Gifts for Grieving Friends
Here’s a list of gifts that I have received in seasons of grieving and that other friends of mine have also received.
Cash: When it comes to funerals, hospital visits, and just sickness in general, money quickly becomes a heavy burden. A memory: One day, when my mom was undergoing special treatment for her cancer her friend dropped off a large amount of cash for my mom and me to spend on whatever we wanted… for fun. She just wanted to make a way for my mom and I to share some guilt-free spending. She explicitly said, “This is not cancer money. This is not grocery money. This is fun money. Go have some fun together.” Thank you, Denise.
Food: When I first had my daughter I was walking through grief, postpartum depression-you name it. But I’ll tell you what, in those early days with a new baby we were never hungry. Our church family and friends were so generous to us. One of the best meals was breakfast for dinner. A quiche + hot out’-the-oven cinnamon rolls. It was the best because, in the morning, breakfast was already ready. Thank you, Leslie.
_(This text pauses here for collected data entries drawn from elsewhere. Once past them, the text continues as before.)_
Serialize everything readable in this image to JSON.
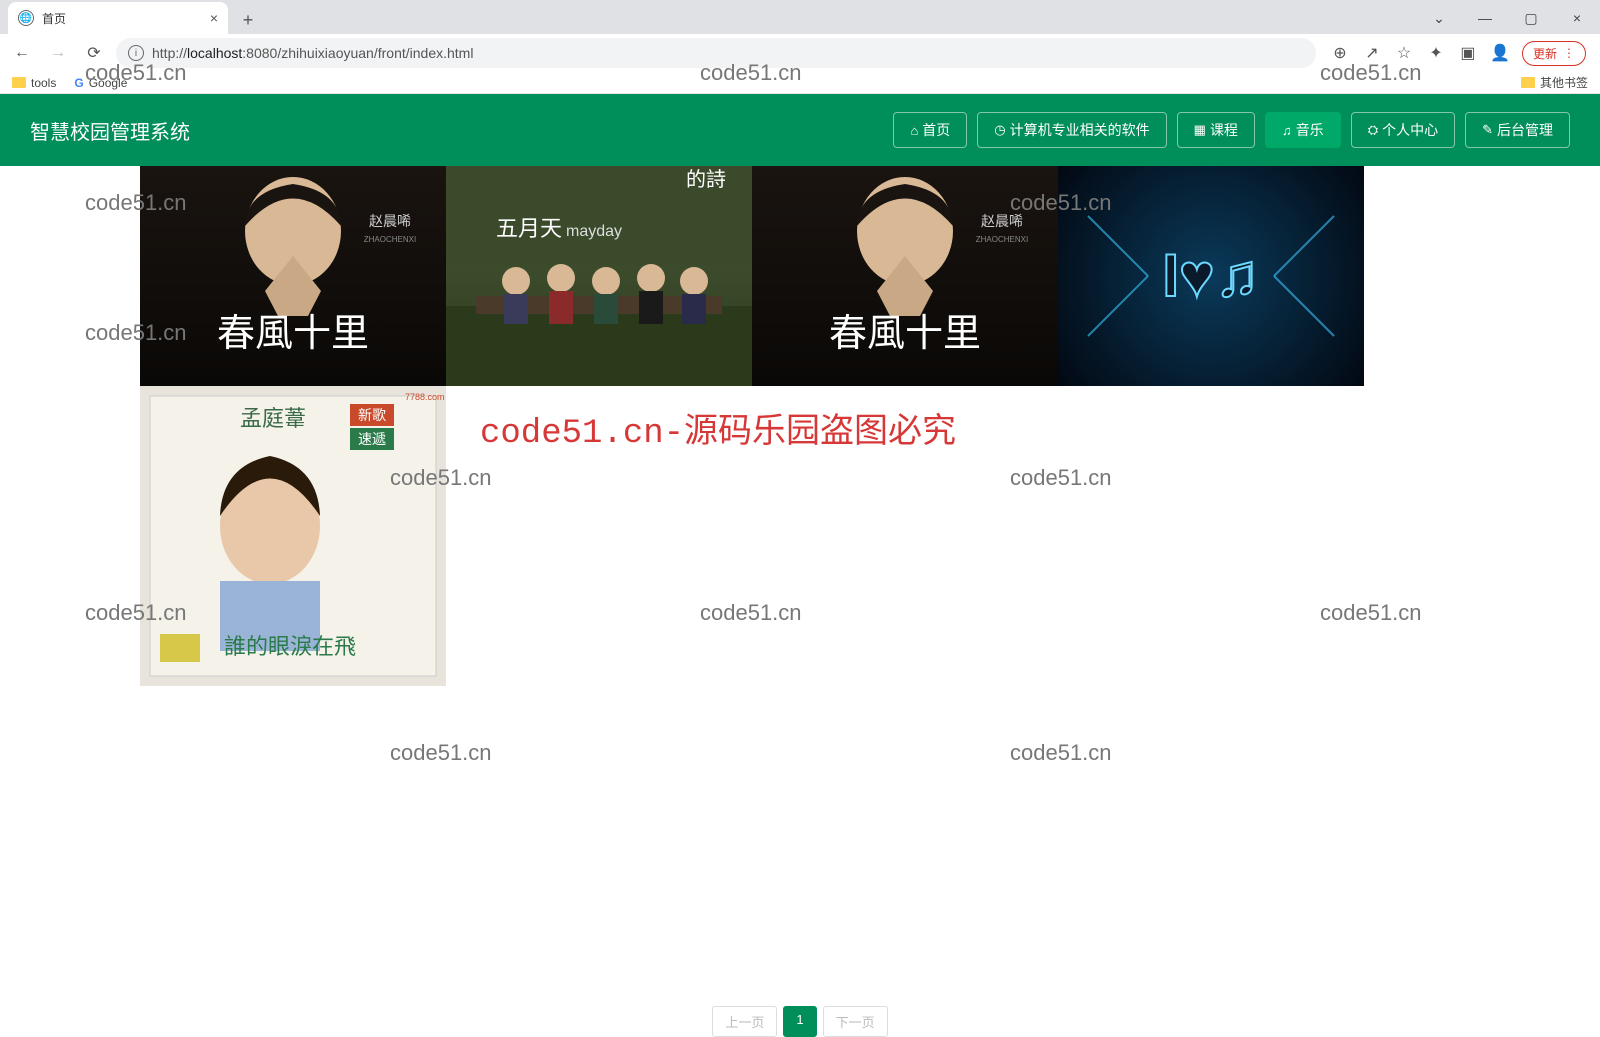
{
  "browser": {
    "tab_title": "首页",
    "new_tab": "+",
    "close": "×",
    "win_min": "—",
    "win_max": "▢",
    "win_close": "×",
    "win_chevron": "⌄",
    "back": "←",
    "forward": "→",
    "reload": "⟳",
    "info": "i",
    "url_prefix": "http://",
    "url_host": "localhost",
    "url_path": ":8080/zhihuixiaoyuan/front/index.html",
    "zoom": "⊕",
    "share": "↗",
    "star": "☆",
    "ext": "✦",
    "panel": "▣",
    "profile": "👤",
    "update": "更新",
    "menu": "⋮",
    "bm_tools": "tools",
    "bm_google": "Google",
    "bm_other": "其他书签"
  },
  "header": {
    "title": "智慧校园管理系统",
    "nav": [
      {
        "icon": "⌂",
        "label": "首页"
      },
      {
        "icon": "◷",
        "label": "计算机专业相关的软件"
      },
      {
        "icon": "▦",
        "label": "课程"
      },
      {
        "icon": "♫",
        "label": "音乐"
      },
      {
        "icon": "⛭",
        "label": "个人中心"
      },
      {
        "icon": "✎",
        "label": "后台管理"
      }
    ]
  },
  "albums": {
    "a1_artist": "赵晨唏",
    "a1_artist_en": "ZHAOCHENXI",
    "a1_title": "春風十里",
    "a2_band": "五月天",
    "a2_band_en": "mayday",
    "a2_top": "的詩",
    "a3_glyph": "I♥♫",
    "a5_name": "孟庭葦",
    "a5_tag1": "新歌",
    "a5_tag2": "速遞",
    "a5_title": "誰的眼淚在飛",
    "a5_corner": "7788.com"
  },
  "watermark": "code51.cn",
  "big_watermark": "code51.cn-源码乐园盗图必究",
  "pagination": {
    "prev": "上一页",
    "current": "1",
    "next": "下一页"
  }
}
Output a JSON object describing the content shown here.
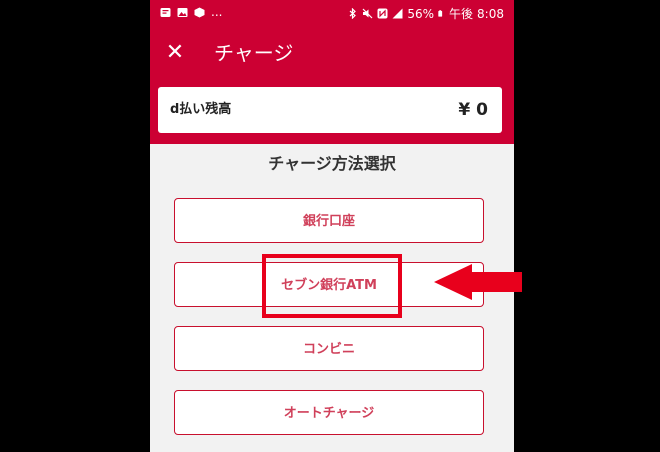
{
  "status_bar": {
    "battery": "56%",
    "time_period": "午後",
    "time": "8:08",
    "more": "..."
  },
  "header": {
    "title": "チャージ",
    "close_symbol": "✕"
  },
  "balance": {
    "label": "d払い残高",
    "value": "¥ 0"
  },
  "section_title": "チャージ方法選択",
  "options": [
    {
      "label": "銀行口座"
    },
    {
      "label": "セブン銀行ATM"
    },
    {
      "label": "コンビニ"
    },
    {
      "label": "オートチャージ"
    }
  ],
  "colors": {
    "brand": "#cc0033",
    "highlight": "#e8001c",
    "button_text": "#d0405a",
    "background": "#f2f2f2"
  },
  "icons": {
    "status_left": [
      "notification-icon",
      "gallery-icon",
      "app-icon"
    ],
    "status_right": [
      "bluetooth-icon",
      "mute-icon",
      "nfc-icon",
      "signal-icon",
      "battery-icon"
    ],
    "close": "close-icon",
    "annotation": "arrow-left-icon"
  }
}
Gift Cards: They may seem impersonal or less significant because you didn’t make food or whatever. Hogwash. A gift is a gift. And for the grieving friend, it really is the thought that counts. And to be honest, grief takes you by surprise and sometimes ruins a day that started out so great. I can’t count the number of times this past year and a half of our miscarriages when I had the best-made plans to make a great dinner and then BAM something would cast me down into despair. The only thing to do on those nights is to get Culvers. Gift cards matter.
Cards: My mom has always been a great card writer. I still have most of my mom’s letters and cards sent to me through various difficult seasonal shifts. She always reminded me that she was praying for me. This means more to me now that she’s gone. It’s really precious to read her words and see her specific handwriting.
Plants: I have a plant for each of my lost babies. They were gifted, each by different women. I treasure those plants so much. I look at them every day and I remember which plant I received for which miscarriage. It is precious to me to water them and care for them. I honestly thought I'd just let them die and toss out. But these plants are thriving. And it’s a good reminder (on my good days) that when I die, I will arrive at heaven's gates, then I will meet my children alive and thriving. Thank you, Kristine, for my first plant.
Babysitting: Throughout the last several years so many friends and family have offered to babysit our daughter when we have been going through difficult times. I had no idea I’d need so much time to process life. When you’re grieving and you have little ones somedays you just need space to cry alone or say whatever you need to say to God. People in our lives have made a way for that healing to start because of the sacrifice of their time. What a wonderful blessing.
Gift Baskets: If you want something personalized, go for a gift basket. Here’s the sweetest opportunity to show that you know your friend and you know what they like. This takes some thought and work but just means the world if you get it right. Example, if I’m making a gift basket for like for my dad, here's' what I would put in it: Caramel corn, A bottle of red wine, mints, a book or devotional, a funny card (our family loves funny cards), and dog treats (for his dog ; ).
Act of Service: The week leading up to my mom’s funeral I was in charge of gathering photos and memorabilia for a “Memory Table.” My family quickly recognized that there were no recent family photos. It made sense. Who wants to take family photos when your mom is losing her hair and she feels like shit? I mentioned this in passing to my friend and she offered to make some prints. Unbeknownst to me, she blew up a large family photo and framed the portrait. In the photo my mom looked her best, just beaming on the day of my wedding. I’ll never forget that act of kindness and financial generosity. She asked for it in return. Thank you, Catherine.
Just-Because: My friend Colleen is the queen of gift-giving. I think you could even say she is a prophetic gift-giver. She's very intuitive and perceptive. And she’s very good at discerning a desire. The most recent gift I received from her was shortly after my most recent miscarriage. You’ll never guess what it was so I’ll tell you: a label maker. Now, that might seem very random, but it really just reveals how much she knows me. I love organizing, categorizing and labeling everything. And when you are grieving, honestly sometimes you just need something mindless to do, otherwise, you might be swallowed up by your own tears. Thank you, Colleen.
Of course, there are all kinds of gifts to give. The sky's the limit! And ultimately it matters less about the gift itself. It’s more about pouring out our love in a tangible way so that our people, even strangers, see, know and feel the love of God. Blessings on you as you give generously, just as our heavenly father gives so generously to us.